A review by amanda_shelflove
Finders Keepers: A Tale of Archaeological Plunder and Obsession by Craig Childs

adventurous informative reflective fast-paced

3.5

This was an interesting and thought provoking book about the ethics of archaeology. Throughout the book, Childs shares his dilemma of how we handle artifacts of the past. Do we dig them up and keep them? Do we donate them to a museum? Do we give them to the ancestors of who made them? Or do we let them lie? Childs admittedly doesn’t have the answer himself or rather, it’s complicated. 

It seems most archaeologists have their own moral standards they abide by which varies person to person. This book serves as an ethical prompt to the reader to decide what their moral standard is for digging up the past. 

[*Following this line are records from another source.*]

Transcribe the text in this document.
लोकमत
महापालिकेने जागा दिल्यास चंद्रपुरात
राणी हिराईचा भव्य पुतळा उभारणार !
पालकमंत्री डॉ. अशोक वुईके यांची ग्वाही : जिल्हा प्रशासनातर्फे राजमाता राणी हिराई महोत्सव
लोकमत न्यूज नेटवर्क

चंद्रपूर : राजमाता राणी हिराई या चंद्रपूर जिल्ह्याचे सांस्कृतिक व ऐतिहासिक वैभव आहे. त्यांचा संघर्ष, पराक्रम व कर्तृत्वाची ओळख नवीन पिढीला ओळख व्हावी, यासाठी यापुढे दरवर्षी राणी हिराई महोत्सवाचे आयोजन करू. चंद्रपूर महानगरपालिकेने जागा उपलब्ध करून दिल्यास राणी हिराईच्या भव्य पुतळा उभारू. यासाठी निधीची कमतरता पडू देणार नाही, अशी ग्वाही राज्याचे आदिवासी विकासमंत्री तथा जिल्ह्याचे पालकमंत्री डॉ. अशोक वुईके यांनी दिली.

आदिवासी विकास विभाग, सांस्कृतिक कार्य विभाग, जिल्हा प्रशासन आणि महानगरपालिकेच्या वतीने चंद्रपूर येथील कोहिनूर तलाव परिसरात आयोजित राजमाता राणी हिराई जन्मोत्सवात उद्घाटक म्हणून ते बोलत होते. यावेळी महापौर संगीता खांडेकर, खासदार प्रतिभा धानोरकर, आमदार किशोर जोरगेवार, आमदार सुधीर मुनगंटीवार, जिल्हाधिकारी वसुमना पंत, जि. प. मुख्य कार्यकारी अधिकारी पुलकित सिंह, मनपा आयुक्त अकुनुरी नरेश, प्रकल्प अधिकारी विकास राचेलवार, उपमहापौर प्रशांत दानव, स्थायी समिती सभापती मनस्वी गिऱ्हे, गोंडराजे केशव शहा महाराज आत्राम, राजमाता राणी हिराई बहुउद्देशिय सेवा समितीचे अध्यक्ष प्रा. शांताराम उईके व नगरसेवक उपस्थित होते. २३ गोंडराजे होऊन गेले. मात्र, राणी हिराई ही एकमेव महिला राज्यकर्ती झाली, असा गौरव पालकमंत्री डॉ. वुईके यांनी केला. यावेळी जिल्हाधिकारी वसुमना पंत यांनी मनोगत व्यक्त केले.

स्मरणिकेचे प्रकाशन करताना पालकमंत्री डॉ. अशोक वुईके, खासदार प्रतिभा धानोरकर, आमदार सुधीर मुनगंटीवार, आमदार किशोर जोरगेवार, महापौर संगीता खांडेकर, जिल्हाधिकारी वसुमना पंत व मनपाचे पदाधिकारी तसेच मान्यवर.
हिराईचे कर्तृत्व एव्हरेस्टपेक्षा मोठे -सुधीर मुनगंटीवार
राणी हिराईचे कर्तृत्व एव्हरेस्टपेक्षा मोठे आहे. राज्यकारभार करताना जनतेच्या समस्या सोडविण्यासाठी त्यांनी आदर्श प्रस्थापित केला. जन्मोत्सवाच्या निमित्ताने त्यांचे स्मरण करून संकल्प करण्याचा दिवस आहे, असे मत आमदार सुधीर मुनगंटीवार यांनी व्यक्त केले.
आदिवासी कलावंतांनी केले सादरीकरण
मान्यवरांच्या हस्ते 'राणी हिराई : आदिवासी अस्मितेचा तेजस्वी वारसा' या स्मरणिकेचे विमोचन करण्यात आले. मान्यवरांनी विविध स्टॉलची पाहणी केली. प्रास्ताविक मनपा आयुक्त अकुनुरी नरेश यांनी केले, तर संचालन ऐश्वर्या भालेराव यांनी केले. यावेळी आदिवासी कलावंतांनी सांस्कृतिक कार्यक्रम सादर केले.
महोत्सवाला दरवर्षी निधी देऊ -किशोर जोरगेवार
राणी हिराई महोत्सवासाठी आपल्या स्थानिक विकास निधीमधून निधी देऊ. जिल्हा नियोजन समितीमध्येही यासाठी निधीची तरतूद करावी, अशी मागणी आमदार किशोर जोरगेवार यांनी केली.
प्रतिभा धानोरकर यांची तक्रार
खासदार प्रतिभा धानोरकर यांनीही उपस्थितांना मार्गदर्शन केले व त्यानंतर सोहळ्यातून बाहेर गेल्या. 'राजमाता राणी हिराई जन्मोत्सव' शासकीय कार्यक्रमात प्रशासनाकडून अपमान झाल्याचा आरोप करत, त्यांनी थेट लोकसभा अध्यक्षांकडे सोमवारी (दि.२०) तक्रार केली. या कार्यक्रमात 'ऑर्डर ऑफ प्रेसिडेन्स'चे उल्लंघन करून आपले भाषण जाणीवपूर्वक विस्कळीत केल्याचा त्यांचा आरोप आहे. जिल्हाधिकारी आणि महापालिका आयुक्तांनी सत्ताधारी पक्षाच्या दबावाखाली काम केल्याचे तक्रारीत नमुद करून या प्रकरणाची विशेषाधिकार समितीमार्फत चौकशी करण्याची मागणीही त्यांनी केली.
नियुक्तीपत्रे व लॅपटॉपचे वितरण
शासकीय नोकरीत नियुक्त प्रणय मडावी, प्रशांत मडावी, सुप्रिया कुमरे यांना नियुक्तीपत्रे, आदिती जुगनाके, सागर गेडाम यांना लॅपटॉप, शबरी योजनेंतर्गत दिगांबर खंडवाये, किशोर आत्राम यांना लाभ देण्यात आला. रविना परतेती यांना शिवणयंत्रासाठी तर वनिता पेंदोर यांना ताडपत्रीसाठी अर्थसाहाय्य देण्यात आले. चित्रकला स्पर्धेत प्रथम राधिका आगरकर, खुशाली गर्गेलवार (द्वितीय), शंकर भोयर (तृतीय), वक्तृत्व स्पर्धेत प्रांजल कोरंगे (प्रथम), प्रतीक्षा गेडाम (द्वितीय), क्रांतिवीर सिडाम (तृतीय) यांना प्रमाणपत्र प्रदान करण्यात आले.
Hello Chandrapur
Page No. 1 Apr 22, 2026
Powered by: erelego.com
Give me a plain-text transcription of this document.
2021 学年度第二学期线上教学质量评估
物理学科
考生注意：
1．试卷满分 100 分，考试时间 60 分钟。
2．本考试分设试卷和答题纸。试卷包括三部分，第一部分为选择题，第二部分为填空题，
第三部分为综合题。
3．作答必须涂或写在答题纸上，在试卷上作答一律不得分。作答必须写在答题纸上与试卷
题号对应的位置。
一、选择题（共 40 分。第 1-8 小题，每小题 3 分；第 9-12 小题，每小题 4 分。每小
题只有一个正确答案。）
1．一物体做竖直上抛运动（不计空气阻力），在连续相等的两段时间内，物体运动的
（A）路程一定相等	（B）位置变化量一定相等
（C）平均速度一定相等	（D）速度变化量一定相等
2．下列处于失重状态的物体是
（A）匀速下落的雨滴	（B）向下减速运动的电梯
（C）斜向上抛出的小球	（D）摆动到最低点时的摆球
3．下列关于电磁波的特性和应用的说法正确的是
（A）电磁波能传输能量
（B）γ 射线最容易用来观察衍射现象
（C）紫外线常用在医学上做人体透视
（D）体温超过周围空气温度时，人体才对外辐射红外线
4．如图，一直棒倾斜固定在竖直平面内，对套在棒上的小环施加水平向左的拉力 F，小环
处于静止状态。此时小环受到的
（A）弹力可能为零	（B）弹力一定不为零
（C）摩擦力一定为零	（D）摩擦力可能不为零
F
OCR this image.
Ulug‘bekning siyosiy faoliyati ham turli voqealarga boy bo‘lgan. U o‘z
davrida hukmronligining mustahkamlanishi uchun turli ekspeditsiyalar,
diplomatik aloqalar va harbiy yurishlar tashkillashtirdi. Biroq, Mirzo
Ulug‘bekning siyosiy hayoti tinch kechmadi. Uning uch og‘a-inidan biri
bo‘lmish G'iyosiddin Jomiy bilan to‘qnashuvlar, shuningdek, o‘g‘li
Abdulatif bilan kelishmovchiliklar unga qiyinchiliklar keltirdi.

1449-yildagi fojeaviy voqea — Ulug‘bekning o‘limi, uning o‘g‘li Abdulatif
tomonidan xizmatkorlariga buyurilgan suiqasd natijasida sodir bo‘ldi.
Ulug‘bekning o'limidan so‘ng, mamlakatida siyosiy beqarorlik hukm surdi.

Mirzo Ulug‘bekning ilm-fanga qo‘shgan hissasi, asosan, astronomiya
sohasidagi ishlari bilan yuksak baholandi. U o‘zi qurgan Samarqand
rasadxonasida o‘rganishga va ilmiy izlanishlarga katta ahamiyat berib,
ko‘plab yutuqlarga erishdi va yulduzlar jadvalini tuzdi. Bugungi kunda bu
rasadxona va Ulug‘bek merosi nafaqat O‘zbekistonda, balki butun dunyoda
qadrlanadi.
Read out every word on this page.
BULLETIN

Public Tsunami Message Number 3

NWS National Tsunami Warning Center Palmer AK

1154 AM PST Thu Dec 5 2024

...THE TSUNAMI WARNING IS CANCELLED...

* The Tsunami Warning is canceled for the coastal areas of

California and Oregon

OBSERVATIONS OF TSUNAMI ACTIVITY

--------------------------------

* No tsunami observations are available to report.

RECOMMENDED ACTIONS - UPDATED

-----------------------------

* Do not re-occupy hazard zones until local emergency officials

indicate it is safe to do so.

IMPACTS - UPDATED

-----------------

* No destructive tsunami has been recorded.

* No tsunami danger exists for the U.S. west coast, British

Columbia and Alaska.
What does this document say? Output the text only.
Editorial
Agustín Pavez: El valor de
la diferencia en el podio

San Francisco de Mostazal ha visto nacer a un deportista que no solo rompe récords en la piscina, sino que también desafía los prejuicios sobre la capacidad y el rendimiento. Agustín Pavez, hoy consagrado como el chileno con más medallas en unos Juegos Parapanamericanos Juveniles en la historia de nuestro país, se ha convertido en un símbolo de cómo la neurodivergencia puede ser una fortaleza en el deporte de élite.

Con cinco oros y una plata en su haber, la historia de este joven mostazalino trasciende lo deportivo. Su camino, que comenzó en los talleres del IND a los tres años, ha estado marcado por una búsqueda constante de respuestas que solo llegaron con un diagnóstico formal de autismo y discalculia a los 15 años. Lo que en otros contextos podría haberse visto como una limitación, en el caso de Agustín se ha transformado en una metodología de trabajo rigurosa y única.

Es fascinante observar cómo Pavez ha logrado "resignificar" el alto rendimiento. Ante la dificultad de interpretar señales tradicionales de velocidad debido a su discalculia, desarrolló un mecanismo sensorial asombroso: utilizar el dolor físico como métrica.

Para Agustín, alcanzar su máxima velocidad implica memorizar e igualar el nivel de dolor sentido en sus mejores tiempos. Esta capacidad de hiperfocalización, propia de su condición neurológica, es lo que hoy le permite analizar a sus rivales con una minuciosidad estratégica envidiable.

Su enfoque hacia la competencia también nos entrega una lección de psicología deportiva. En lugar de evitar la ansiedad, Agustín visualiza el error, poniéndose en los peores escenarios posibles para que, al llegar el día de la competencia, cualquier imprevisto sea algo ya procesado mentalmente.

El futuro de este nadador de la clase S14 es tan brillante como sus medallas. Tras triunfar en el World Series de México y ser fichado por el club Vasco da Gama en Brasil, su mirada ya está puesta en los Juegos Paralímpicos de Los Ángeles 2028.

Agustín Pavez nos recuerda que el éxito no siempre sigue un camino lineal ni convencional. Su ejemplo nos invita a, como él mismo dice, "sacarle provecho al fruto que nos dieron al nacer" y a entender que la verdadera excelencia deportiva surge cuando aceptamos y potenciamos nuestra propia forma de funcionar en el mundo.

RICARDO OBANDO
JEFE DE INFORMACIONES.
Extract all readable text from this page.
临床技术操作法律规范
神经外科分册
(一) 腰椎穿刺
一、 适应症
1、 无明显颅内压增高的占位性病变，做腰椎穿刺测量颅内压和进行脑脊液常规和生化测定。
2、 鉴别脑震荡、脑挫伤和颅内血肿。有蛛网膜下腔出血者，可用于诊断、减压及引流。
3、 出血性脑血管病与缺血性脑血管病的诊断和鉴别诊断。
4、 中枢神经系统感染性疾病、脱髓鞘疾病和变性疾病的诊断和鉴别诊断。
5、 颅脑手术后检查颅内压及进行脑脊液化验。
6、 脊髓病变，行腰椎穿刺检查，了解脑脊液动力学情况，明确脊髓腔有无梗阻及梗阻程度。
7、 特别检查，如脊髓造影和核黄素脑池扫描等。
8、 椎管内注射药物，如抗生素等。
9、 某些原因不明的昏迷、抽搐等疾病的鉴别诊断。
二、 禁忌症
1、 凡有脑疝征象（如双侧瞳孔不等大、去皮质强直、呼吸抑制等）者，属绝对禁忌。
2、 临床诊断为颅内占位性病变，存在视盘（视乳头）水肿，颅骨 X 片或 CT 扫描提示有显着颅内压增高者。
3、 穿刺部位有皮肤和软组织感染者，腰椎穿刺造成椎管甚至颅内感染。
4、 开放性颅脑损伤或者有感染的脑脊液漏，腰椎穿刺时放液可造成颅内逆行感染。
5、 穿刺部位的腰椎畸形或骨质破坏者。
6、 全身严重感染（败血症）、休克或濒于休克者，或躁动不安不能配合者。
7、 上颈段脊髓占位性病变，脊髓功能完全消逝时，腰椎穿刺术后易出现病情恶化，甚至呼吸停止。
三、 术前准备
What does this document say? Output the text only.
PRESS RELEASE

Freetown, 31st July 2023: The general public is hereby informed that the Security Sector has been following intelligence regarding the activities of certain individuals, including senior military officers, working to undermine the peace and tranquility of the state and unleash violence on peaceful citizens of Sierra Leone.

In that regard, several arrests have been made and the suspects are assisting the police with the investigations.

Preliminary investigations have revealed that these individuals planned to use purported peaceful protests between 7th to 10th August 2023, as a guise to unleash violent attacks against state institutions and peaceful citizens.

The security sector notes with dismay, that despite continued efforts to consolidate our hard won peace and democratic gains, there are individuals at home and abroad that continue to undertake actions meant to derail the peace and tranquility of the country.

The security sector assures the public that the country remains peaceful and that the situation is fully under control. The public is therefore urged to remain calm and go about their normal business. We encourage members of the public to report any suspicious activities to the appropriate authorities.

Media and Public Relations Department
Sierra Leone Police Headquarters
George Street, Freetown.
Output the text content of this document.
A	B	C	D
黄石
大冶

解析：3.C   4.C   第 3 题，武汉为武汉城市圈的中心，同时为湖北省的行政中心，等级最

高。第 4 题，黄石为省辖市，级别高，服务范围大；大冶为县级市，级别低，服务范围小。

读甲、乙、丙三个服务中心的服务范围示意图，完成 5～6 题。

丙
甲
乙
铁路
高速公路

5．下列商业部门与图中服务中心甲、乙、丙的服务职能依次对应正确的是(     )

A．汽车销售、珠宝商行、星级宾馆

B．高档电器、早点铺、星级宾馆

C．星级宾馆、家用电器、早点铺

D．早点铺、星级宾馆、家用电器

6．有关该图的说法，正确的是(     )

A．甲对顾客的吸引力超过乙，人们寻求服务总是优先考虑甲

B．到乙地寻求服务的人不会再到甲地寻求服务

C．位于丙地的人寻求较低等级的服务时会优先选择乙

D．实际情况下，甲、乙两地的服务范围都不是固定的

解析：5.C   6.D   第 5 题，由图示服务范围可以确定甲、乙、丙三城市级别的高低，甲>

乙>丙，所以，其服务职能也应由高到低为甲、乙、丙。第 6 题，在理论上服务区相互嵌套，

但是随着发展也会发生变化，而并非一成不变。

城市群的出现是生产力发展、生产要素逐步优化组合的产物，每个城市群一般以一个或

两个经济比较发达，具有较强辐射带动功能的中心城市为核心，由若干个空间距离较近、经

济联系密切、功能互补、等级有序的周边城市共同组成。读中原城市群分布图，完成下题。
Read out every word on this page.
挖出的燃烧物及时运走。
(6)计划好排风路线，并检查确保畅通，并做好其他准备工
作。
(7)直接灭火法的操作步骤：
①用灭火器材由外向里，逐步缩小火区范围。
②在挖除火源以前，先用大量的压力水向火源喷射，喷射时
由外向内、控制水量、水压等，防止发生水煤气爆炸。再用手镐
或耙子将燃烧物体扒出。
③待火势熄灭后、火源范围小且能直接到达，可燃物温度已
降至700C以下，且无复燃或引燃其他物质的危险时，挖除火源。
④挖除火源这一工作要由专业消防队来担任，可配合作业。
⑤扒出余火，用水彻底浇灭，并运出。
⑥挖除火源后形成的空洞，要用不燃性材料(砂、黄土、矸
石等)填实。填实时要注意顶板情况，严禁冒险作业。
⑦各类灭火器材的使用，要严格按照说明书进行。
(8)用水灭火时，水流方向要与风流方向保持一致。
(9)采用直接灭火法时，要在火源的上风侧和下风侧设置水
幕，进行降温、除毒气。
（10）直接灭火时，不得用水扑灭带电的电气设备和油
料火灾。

This book is filled with conundrums which I fully appreciated. It’s definitely something to ponder on. Childs brings up colonialism and its effects on ancient and modern cultures. He argues that we already have too many artifacts in museums and storage and to take items from their burial site is to take away their context. This book made me think a lot and made me interested in this kind of topic. 

Some quotes from the book that I liked: 

“We got what we came for. Evidence of the past that we could get up close to and surround with our senses.”

“You wouldn’t go and dig up a graveyard. And that’s what this is, a giant graveyard.” 

“What is legal, allowable, or even ethical changes very quickly.”